Il tiendra parole, en 1844, à une nuance près : l'ouvrage sera intitulé Le Comte de Monte-Cristo. À l'origine, il était prévu que Dumas élabore, dans des Impressions de voyage dans Paris, « une promenade historique et archéologique ». Mais devant l'enthousiasme que suscitent en 1843 Les Mystères de Paris d'Eugène Sue – publiés en feuilleton dans le Journal des Débats –, les éditeurs changent de cap : ils commandent à Dumas une œuvre dont les Impressions ne seraient que des détails, que l'écrivain réalise en collaboration avec Auguste Maquet. Dès le mois d'août 1844 débute la parution du Comte de Monte-Cristo dans Les Débats.
Le triomphe que rencontre ce roman tient d'abord à l'histoire d'Edmond Dantès – l'innocente victime d'un odieux complot –, au récit de sa vie brisée et de sa renaissance grâce au savoir de son compagnon de captivité. L'inoubliable figure de l'abbé Faria, avec sa volonté implacable de se faire justice, son intelligence, son courage, sa capacité à se travestir, explique aussi l'engouement populaire.

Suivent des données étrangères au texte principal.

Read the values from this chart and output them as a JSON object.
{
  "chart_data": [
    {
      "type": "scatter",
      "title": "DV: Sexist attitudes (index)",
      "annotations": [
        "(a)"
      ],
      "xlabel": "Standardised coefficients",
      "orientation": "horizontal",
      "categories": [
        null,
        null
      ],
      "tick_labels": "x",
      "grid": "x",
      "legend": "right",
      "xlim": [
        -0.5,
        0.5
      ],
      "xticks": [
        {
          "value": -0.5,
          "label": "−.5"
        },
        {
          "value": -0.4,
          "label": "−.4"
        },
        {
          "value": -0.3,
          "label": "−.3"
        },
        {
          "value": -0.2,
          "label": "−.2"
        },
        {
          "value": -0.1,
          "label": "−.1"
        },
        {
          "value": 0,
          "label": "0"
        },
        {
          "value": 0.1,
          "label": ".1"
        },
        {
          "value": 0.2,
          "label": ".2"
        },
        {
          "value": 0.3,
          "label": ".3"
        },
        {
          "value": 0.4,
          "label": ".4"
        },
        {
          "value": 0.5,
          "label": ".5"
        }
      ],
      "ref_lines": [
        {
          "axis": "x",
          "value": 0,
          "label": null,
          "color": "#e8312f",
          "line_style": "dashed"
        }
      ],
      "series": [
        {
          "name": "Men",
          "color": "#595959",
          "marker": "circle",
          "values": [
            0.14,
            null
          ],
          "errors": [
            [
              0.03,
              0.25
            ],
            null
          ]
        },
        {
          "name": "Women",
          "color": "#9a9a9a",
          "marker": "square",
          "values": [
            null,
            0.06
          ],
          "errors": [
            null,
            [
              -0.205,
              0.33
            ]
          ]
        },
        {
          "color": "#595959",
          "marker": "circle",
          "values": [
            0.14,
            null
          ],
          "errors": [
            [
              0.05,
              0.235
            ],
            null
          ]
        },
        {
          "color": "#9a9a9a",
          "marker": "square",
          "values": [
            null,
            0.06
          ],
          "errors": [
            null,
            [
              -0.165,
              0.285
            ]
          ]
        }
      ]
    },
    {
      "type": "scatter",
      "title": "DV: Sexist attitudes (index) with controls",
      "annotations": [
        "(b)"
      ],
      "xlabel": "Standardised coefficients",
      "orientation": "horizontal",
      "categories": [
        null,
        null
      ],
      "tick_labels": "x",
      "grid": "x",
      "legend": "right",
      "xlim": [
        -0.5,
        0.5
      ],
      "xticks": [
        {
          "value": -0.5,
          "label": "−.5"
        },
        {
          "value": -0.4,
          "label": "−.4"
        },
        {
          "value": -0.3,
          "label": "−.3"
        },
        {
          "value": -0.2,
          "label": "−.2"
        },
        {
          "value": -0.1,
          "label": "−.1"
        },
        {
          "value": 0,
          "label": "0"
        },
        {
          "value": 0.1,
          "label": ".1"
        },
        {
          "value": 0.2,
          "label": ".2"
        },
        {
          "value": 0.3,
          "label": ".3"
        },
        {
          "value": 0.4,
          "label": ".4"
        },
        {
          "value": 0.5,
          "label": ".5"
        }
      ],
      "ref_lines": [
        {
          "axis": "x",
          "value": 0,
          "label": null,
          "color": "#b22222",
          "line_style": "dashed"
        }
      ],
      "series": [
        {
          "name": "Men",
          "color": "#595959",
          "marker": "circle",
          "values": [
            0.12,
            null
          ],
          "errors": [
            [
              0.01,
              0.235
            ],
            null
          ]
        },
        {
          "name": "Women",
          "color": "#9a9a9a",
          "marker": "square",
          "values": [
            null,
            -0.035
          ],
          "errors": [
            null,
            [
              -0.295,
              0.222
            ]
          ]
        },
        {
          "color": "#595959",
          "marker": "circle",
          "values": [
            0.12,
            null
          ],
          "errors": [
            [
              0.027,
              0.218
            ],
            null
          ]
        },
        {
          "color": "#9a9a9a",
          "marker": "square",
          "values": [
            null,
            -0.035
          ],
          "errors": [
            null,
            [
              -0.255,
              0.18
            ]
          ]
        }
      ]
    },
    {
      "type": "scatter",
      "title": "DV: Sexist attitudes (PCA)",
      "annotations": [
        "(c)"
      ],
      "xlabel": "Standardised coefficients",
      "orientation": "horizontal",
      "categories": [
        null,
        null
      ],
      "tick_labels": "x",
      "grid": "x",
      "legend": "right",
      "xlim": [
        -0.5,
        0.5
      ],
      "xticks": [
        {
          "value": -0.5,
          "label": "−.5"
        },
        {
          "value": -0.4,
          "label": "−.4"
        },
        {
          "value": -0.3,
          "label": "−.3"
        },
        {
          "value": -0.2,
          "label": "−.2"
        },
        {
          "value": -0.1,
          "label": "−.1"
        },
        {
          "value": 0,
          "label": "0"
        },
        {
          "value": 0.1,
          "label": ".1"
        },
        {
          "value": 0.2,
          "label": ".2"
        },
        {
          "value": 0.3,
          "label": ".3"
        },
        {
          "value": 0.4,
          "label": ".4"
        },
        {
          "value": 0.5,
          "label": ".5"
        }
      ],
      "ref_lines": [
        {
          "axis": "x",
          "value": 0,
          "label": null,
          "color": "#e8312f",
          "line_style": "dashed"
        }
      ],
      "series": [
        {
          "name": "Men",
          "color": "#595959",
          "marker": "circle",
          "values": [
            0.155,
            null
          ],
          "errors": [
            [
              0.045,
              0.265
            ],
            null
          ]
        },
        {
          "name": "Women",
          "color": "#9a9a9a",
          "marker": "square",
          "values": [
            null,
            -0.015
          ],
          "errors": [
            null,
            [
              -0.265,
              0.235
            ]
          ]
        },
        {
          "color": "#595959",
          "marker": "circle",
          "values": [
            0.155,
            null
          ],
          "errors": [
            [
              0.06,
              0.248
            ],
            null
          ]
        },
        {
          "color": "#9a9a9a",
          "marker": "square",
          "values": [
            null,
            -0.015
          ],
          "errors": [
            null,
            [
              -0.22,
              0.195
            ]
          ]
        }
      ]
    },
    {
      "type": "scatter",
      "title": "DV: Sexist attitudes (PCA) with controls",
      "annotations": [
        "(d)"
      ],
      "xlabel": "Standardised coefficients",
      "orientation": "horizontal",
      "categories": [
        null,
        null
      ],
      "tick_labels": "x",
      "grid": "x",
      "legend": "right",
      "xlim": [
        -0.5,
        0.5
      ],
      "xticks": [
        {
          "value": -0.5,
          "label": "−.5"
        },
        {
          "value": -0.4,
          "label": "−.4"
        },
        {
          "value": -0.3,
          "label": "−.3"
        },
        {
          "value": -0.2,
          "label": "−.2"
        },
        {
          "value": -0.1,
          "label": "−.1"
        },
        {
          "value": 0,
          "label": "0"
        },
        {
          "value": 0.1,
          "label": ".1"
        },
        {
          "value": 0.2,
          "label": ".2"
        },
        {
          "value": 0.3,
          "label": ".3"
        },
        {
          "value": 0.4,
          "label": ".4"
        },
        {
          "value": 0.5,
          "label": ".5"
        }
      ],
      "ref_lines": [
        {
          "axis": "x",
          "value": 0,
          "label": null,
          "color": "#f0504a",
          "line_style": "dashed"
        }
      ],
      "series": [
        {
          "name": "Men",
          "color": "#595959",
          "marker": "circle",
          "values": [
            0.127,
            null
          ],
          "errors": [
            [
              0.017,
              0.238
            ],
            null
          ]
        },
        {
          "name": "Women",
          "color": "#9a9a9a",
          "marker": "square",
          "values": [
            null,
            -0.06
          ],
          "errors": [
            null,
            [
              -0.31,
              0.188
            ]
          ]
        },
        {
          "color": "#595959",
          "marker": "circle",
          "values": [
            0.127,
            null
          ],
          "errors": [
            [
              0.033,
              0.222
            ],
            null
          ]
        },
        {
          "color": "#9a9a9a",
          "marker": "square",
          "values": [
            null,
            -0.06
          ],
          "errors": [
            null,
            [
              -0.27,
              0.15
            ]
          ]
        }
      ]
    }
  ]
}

Le Comte de Monte-Cristo devient l'archétype du roman de vengeance. Son succès ne faiblira pas au fil des rééditions, des traductions, puis des adaptations au cinéma et à la télévision. Les lecteurs d'aujourd'hui, au-delà du plaisir de la lecture de divertissement, au-delà du feuilleton qui fait passer les invraisemblances dans les conventions du genre, y trouveront un tableau de la société sous la Restauration, époque de l'argent-roi avec ses banquiers spéculateurs, égalant en intérêt La Comédie humaine de Balzac.